3. 始める前に押さえておきたい「メリットと注意点」
魅力的な純金積立ですが、リスクや税金の仕組みも正しく理解しておきましょう。
- 「守る」資産としての側面: 金は株式の配当のような利息を生みません。あくまで価格変動による利益を狙うものです。
- 手数料: ネット証券など、手数料の安い窓口を選ぶのが効率的です。
- 税制の違い: 金の売却益は一般的に「譲渡所得」となります。
- 現物取引: 保有期間が5年を超えると、課税対象となる所得が2分の1に減額されるメリットがあります。
- 金投資口座など: 実態が金融取引に近い場合は「源泉分離課税(20.315%)」が適用される場合があり、上記の控除が受けられないケースもあります。詳細は契約前に確認が必要です。
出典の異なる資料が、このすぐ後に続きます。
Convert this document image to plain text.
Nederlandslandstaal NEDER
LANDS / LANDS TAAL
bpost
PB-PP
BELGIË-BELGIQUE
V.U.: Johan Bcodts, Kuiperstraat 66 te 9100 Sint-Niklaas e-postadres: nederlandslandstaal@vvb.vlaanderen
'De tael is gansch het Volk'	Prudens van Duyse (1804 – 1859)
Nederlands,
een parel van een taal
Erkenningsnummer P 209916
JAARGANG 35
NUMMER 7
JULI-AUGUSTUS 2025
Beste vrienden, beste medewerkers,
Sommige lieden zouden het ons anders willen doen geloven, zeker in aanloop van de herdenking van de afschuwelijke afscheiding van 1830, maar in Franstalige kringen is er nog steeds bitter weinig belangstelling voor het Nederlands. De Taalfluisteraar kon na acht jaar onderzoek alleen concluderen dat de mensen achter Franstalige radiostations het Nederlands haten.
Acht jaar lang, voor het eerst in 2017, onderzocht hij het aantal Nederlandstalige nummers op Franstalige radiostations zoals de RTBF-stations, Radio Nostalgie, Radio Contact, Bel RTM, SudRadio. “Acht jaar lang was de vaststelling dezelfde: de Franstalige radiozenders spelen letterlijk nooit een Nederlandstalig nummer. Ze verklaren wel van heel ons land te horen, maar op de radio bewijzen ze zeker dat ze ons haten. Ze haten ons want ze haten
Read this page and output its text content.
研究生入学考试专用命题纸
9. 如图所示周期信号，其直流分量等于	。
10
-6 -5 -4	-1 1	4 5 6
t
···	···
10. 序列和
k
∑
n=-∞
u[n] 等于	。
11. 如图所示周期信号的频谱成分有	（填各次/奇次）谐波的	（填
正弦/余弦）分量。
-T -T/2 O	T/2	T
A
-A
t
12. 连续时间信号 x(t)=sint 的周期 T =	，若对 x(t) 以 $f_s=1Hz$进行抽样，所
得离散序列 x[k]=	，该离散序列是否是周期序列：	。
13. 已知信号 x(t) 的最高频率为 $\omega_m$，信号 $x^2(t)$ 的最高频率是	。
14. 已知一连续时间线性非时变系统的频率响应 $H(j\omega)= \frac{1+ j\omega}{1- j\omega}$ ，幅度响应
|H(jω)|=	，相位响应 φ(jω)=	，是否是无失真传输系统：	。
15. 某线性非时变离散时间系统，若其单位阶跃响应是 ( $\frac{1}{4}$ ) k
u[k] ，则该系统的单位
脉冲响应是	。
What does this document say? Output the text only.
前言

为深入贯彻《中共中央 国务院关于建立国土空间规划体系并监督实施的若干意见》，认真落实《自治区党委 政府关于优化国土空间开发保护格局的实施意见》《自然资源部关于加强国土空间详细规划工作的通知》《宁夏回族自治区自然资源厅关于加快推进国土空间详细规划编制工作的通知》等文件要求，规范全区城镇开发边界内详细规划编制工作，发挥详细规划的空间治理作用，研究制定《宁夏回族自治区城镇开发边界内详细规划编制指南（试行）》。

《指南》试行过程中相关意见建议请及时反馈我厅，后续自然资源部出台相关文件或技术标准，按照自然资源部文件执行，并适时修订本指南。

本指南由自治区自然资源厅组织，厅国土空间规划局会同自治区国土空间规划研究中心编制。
金地金を売ったときの所得は、原則、譲渡所得として、給与所得など他の所得と合わせて総合課税の対象となります。
譲渡所得以外の所得として課税される場合
金地金の譲渡が営利を目的として継続的に行われている場合には、その実態に応じて事業所得または雑所得となります。なお、金投資口座や金貯蓄口座などからの利益は金地金の現物の譲渡とは異なり、実態は金融取引に近いことから、金融類似商品の収益として一律20.315パーセント(所得税および復興所得税15.315パーセント、地方税5パーセント)の税率による源泉分離課税となります。
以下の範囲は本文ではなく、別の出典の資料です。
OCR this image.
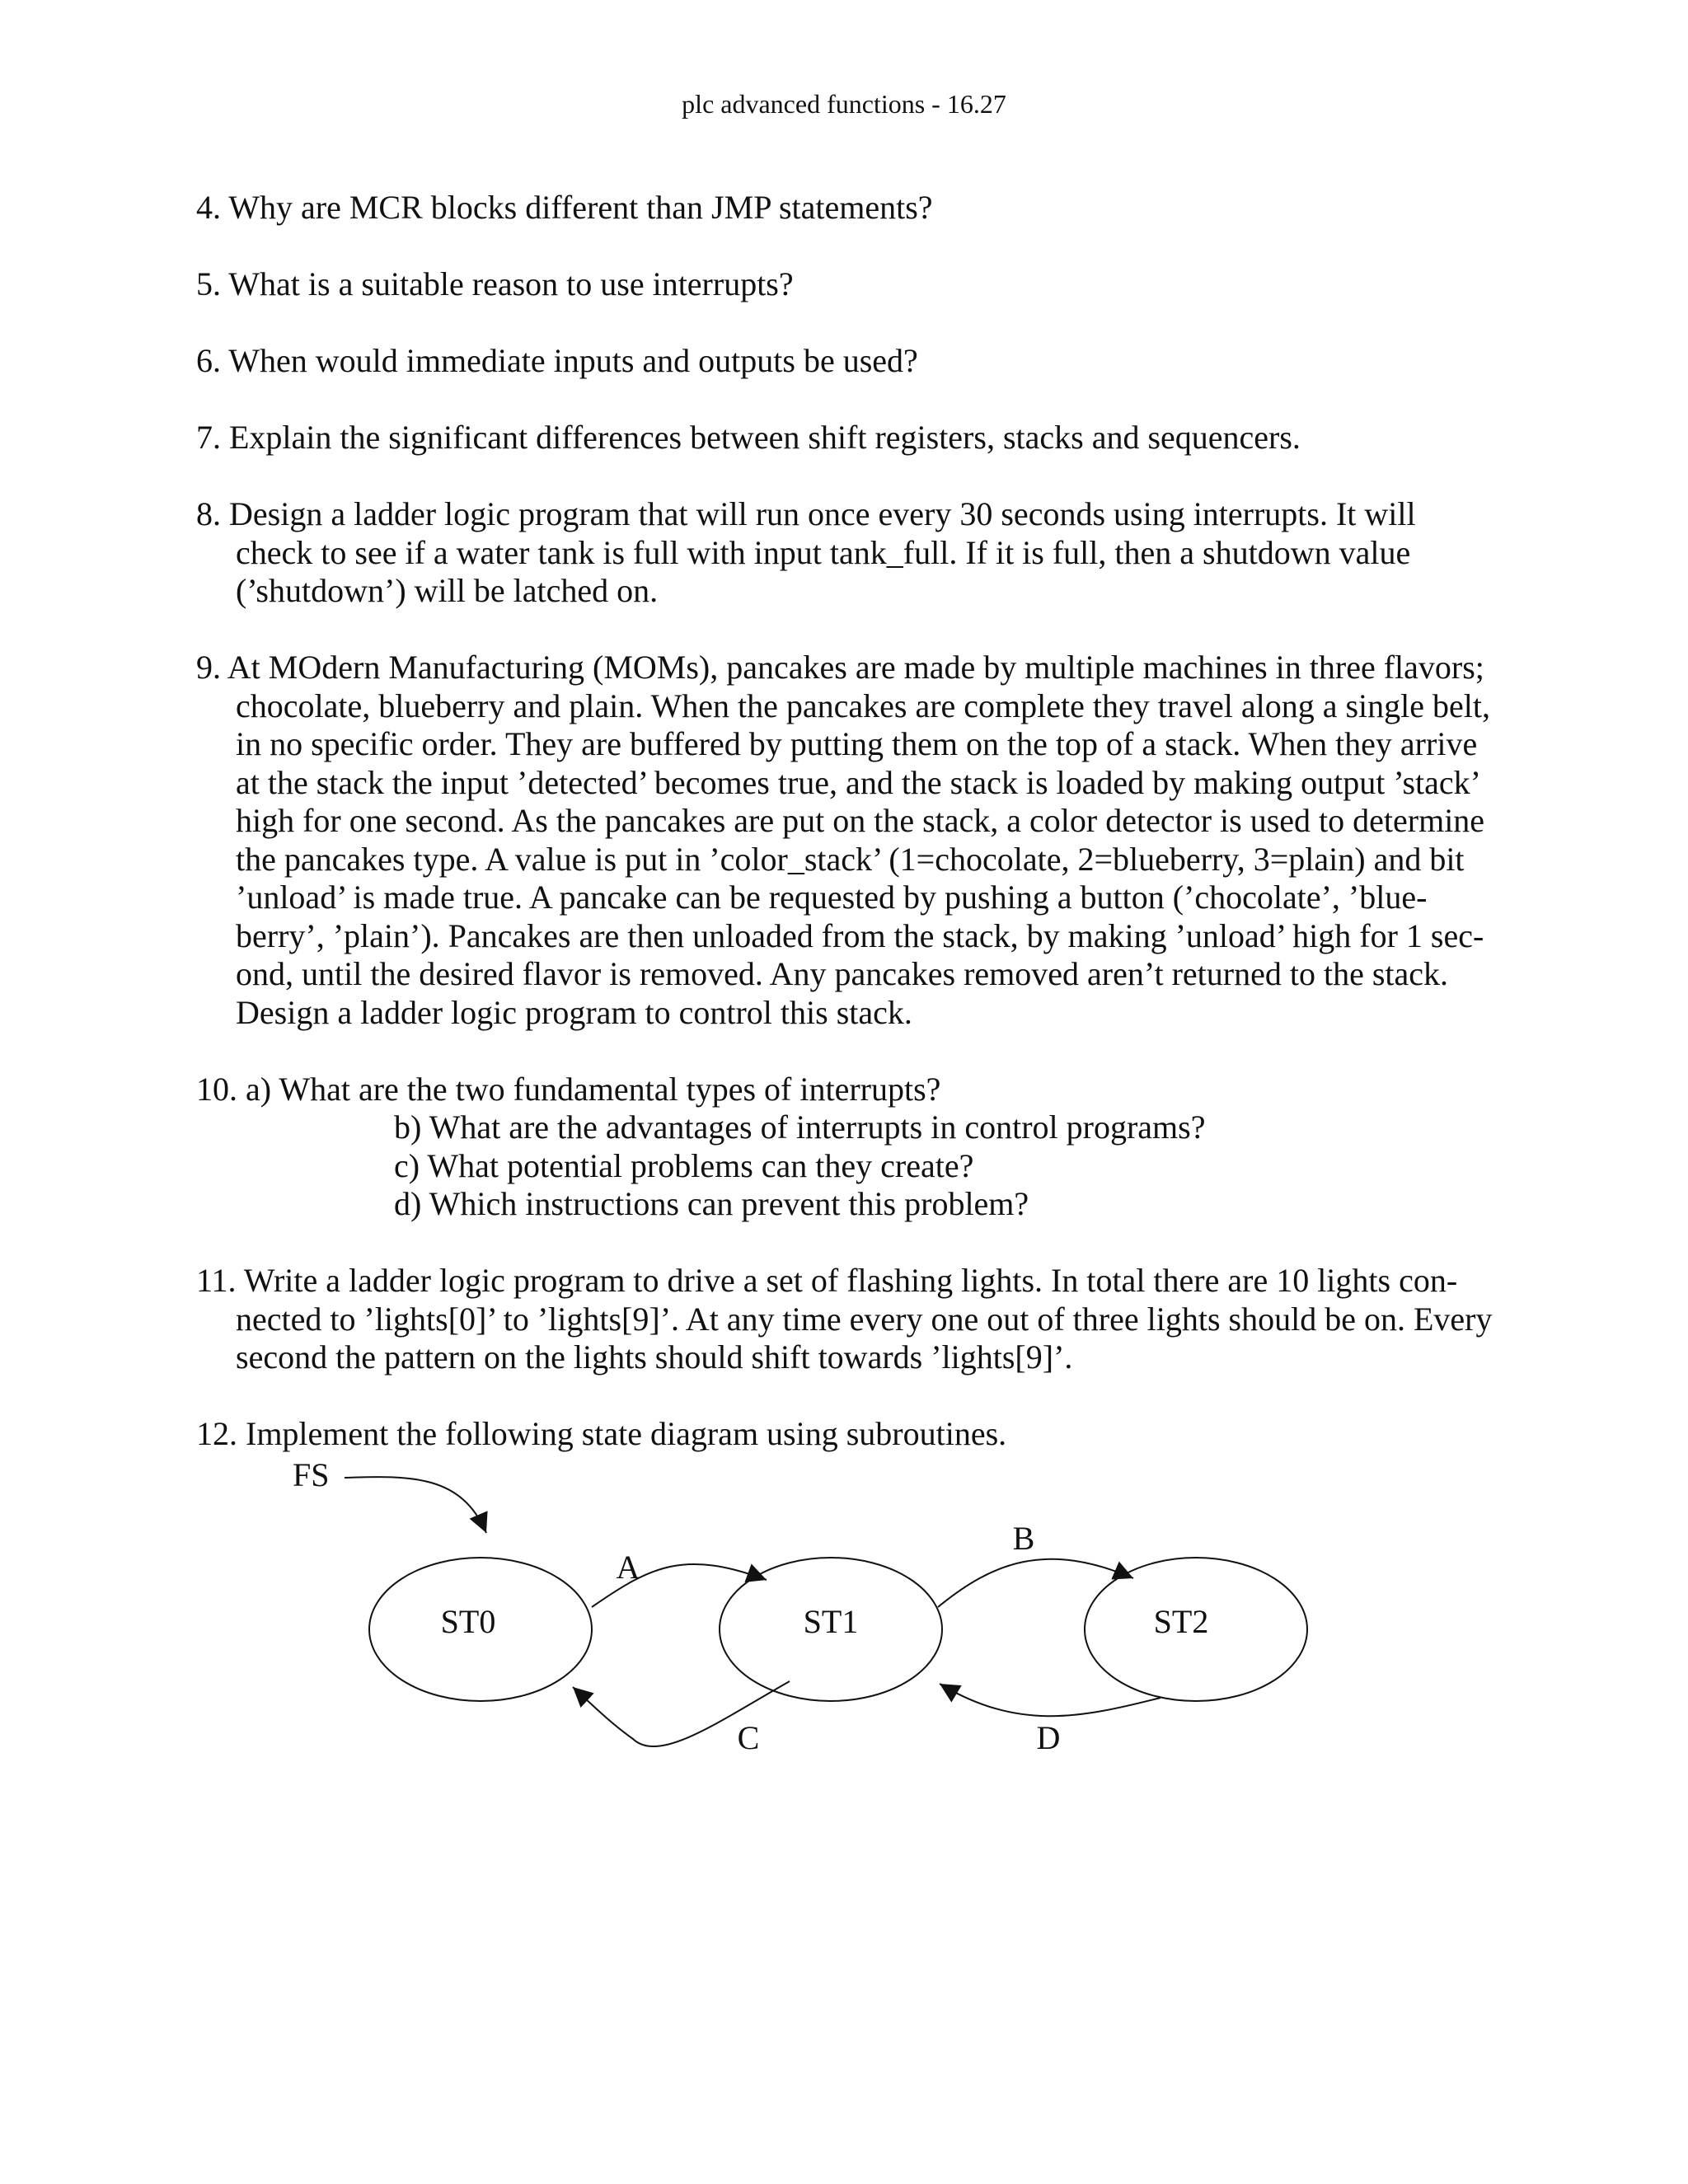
plc advanced functions - 16.27
4. Why are MCR blocks different than JMP statements?
5. What is a suitable reason to use interrupts?
6. When would immediate inputs and outputs be used?
7. Explain the significant differences between shift registers, stacks and sequencers.
8. Design a ladder logic program that will run once every 30 seconds using interrupts. It will check to see if a water tank is full with input tank_full. If it is full, then a shutdown value (’shutdown’) will be latched on.
9. At MOdern Manufacturing (MOMs), pancakes are made by multiple machines in three flavors; chocolate, blueberry and plain. When the pancakes are complete they travel along a single belt, in no specific order. They are buffered by putting them on the top of a stack. When they arrive at the stack the input ’detected’ becomes true, and the stack is loaded by making output ’stack’ high for one second. As the pancakes are put on the stack, a color detector is used to determine the pancakes type. A value is put in ’color_stack’ (1=chocolate, 2=blueberry, 3=plain) and bit ’unload’ is made true. A pancake can be requested by pushing a button (’chocolate’, ’blue- berry’, ’plain’). Pancakes are then unloaded from the stack, by making ’unload’ high for 1 sec- ond, until the desired flavor is removed. Any pancakes removed aren’t returned to the stack. Design a ladder logic program to control this stack.
10. a) What are the two fundamental types of interrupts?
b) What are the advantages of interrupts in control programs?
c) What potential problems can they create?
d) Which instructions can prevent this problem?
11. Write a ladder logic program to drive a set of flashing lights. In total there are 10 lights con- nected to ’lights[0]’ to ’lights[9]’. At any time every one out of three lights should be on. Every second the pattern on the lights should shift towards ’lights[9]’.
12. Implement the following state diagram using subroutines.
FS
ST0	ST1	ST2
A
B
C	D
金投資口座や金貯蓄口座などからの利益は、源泉徴収だけで課税が終了しますので、他の所得と合算して確定申告をすることはできません。
4. まとめ
昨今の「1日で数千円動く」ような相場環境で、買い時をピンポイントで当てるのは至難の業です。
しかし、金投資の本質はギャンブルではなく、資産の一部を「価値の落ちにくい金」に換えて守っていくことにあります。
一括投資には勇気がいりますが、積立なら少額からリスクを分散して始められます。
金投資に興味がある方は、”長い目での資産形成”を意識してみてはいかがでしょうか。